The V1 corpus is framed as recovery because the Reflector only ever ran on failures. That's not a bug in the data, that's the ground truth about what the old system produced. The second prompt wasn't classifying the corpus — it was telling a model to look past the framing to find a more flattering label. Same data, same text, twenty-five lines of different prompt instructions, 77-point swing in the strategy count.

That is not classification. That is wish-casting.

And the kicker: going forward, the Reflector will pick each new tip's type inline, as it writes the tip, seeing the full attempt trace — the failure, the approach, the evaluator's verdict. That is a fundamentally different decision from post-hoc labeling of a compressed one-sentence lesson. If we had backfilled with the generous prompt and then the next run's Reflector produced tips with naturally honest labels, the Memory tab would start bright green from the backfill and then suddenly go amber as fresh tips arrived. The UI wouldn't show "the new memory system is working." It would show "the backfill lied and then the runtime told the truth."

The generous classifier wasn't making the color signal better. It was destroying the color signal and replacing it with something that looked like a color signal.

What we did instead

Deleted the classifier. The migration now runs one path only: every historical lesson maps to recovery. The memory of a failure-derived corpus accurately reflects the old system's operating reality — the Reflector only learned from failures.

When the new Reflector starts producing tips inline, its type emissions are the natural ground truth. If a fresh run produces a strategy tip, the Memory tab lights up green. That green tile means "the Reflector saw a fresh attempt and decided the prescription was strong enough to call it strategy" — not "we massaged a prompt until the label we wanted fell out."

The Memory tab sits amber through the first runs on the new system. That is fine. The whole project is about honest observability of how learning accumulates.
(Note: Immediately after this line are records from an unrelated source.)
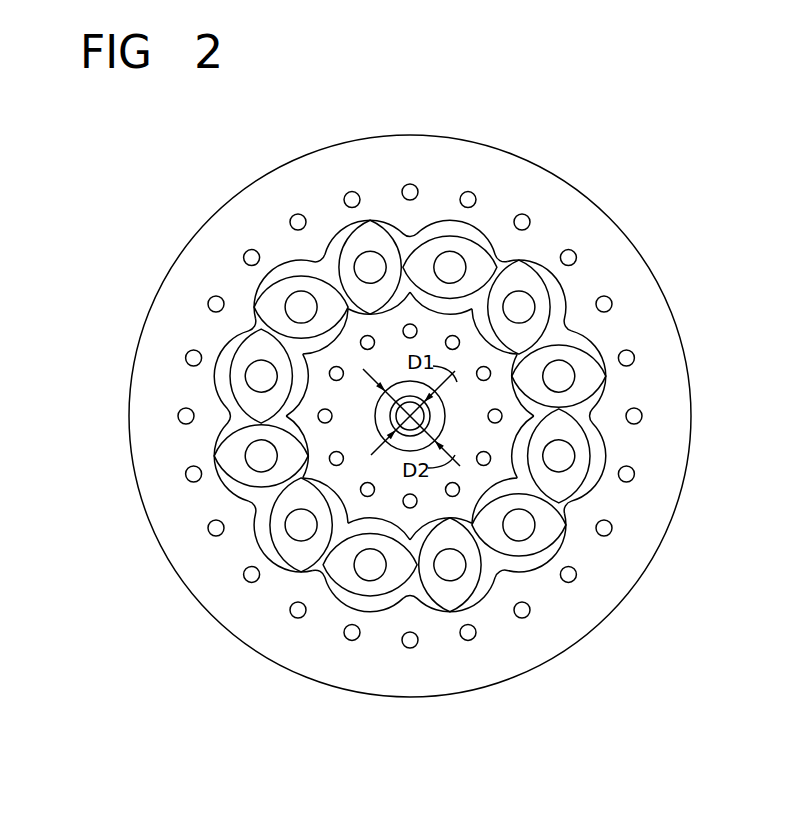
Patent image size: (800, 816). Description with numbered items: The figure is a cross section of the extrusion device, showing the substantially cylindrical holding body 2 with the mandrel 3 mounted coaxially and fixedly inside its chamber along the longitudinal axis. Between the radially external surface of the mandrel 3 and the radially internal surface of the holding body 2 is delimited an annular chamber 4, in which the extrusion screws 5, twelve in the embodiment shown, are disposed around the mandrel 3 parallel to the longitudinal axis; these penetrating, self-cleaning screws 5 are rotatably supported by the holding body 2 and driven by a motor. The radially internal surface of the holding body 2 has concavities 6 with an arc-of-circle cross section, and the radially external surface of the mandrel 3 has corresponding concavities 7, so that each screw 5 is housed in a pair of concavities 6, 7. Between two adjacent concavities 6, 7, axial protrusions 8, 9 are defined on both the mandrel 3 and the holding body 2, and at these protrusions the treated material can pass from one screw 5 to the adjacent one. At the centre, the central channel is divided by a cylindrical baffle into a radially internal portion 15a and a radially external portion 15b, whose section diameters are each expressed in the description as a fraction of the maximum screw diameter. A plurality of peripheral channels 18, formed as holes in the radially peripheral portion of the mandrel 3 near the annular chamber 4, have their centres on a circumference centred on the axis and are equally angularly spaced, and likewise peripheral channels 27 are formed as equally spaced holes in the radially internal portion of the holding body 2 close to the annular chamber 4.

The holding body 2 is at (593, 187).
The mandrel 3 is at (379, 524).
The annular chamber 4 is at (564, 302).
The extrusion screws 5 is at (481, 260).
The concavities 6 is at (443, 220).
The concavities 7 is at (515, 513).
The axial protrusions 8 is at (320, 578).
The axial protrusions 9 is at (362, 494).
The radially internal portion 15a is at (397, 416).
The radially external portion 15b is at (406, 381).
The peripheral channels 18 is at (484, 374).
The peripheral channels 27 is at (407, 184).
A flat-amber tab that gradually acquires green and blue tiles as new runs accumulate is more informative than a pre-colored tab.

The meta-lesson

There is an asymmetry with Gemma 4 that quietly tempts you to cheat. The model will confidently produce whatever label you prime it for. You can make the same corpus look like 99% recovery or 77% strategy with the same text and different prompt instructions. That tempting malleability is the warning: the more a classifier's output moves when you tweak the prompt, the less the classifier's output means.

The correct test isn't "does this produce the distribution I hoped for?" — it's "would I make the same call if I had never seen the desired outcome?" The original strict prompt (99% recovery) would have been the answer if the labeling work had been done honestly, without the knowledge that the dashboard was about to be amber-heavy. The generous prompt existed solely because the desired answer was already known.

Once you have a prompt that contains the shape of the answer you want, you're not measuring anything anymore. You are decorating.

What changed in the code

  • The classifier module was deleted. No separate classifier lives anywhere in the system.
  • The migration tool was simplified — all 2,353 historical lessons map to recovery, with no LLM call.
  • The tip writer was unchanged. It still accepts any of the four type values; the Reflector will pick from the other three naturally as it writes fresh tips.
  • Docs updated to say: type classification happens inline in the Reflector, never as a post-hoc pass.
  • journey/28 — the Run 4 verdict that triggered the memory rewrite in the first place.
  • adr/0016 — the memory architecture decision.